Furthermore, a recent episode of Chelsea Lately has clued me into this gem of a news piece--Zhora, a chimpanzee in zoological captivity in my great communist hometown of Moscow, has been expelled from the zoo and sent to rehab because of his drinking problem. Oh yes--zookeepers decided that Zhora the chimpanzee was consuming too much alcohol, and the alcohol caused him to behave erratic and aggresive. Additionally, he began to fiend for booze to the point where he would harrass innocent zoo-goers sipping on brewskis for sips of their alcohol, and sometimes accompany his liquoring habits with cigarettes.

WHAT? How does a chimp even hold a cigarette, let alone smoke one? Cigarettes are fairly fragile, I always find them irritatingly broken in half and scattering tar and nicotine onto all of the contents of my purse. Chimpanzees have big hairy clumsy hands, and if they get their hands on cigarettes without breaking them, how in the world do they light them?

Food for thought for Chelsea's next book, perhaps. Or mine.

Monday, March 22, 2010

Thing of the Day: Handicapped Restrooms

Up until seeing the episode of Curb Your Enthusiasm where Larry David is berated by a man in a wheelchair by using a handicapped restroom, I hadn't considered that the etiquette on handicapped restrooms is the same as that in say, handicapped parking spots--they are actually reserved only for the use of handicapped people.
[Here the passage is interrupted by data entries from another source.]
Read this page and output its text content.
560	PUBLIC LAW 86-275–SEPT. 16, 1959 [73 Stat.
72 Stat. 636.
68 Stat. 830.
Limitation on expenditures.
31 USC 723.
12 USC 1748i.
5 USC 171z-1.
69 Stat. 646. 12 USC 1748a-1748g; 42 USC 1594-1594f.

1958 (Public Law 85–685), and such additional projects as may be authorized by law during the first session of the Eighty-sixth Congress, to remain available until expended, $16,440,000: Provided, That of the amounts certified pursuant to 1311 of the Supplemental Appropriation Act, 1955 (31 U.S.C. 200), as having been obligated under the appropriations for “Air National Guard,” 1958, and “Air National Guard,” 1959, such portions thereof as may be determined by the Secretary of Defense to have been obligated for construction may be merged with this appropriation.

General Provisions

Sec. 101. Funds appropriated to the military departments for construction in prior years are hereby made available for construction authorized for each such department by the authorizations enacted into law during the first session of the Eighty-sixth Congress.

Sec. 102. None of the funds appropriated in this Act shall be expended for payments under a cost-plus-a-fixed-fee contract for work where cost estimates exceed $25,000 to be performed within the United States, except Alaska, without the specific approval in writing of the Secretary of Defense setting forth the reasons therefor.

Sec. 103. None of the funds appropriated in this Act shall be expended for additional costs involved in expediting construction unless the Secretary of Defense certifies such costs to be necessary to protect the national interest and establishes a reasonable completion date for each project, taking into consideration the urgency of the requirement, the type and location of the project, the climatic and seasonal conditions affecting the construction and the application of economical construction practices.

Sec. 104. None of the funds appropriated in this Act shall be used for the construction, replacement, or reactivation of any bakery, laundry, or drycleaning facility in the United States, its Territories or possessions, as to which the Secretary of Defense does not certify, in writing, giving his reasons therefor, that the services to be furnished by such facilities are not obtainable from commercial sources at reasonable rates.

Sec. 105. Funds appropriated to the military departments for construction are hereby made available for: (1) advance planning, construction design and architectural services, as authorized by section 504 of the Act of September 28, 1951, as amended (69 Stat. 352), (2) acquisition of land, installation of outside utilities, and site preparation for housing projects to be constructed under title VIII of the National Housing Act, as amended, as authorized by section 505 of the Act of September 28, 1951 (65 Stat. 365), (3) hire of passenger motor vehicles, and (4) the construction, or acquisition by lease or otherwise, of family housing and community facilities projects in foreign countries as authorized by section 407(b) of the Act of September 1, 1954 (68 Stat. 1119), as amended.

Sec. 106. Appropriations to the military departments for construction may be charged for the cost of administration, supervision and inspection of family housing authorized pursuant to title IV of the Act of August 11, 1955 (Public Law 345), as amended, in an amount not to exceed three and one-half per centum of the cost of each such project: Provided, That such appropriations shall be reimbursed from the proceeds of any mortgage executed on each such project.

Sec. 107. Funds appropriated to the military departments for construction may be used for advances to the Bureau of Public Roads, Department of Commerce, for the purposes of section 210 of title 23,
I don't know if its because my immigrant parents didn't teach me better (because c'mon, there's no way Communist Russia attended to the public bathroom needs of handicapped people), but when it's available, I always use the handicapped restroom. It's bigger, and usually all the way at the end of the row of stalls and thus tends to have less urine on the seat. Speaking of urine on public restroom seats, I wish germaphobes everywhere would realize that there wouldn't be urine on (female) restroom seats, ever, if they could just stop squatting. It's simply unneccessary and creates a vicious cycle of pee. Sitting directly on the toilet seat is about as unsanitary as sitting on any public seat anywhere ever in a skirt. It is only the back of your thighs that touch toilet, not your genitalia or any somewhat private part. Last time I checked, one can contract no diseases via thigh to thigh contact.

But what do I know? I have full use of all my limbs and have never suffered from seizures or any other handicapping ailment and proudly and exclusively use those massive, sometimes equipped with own sink (!) last stalls.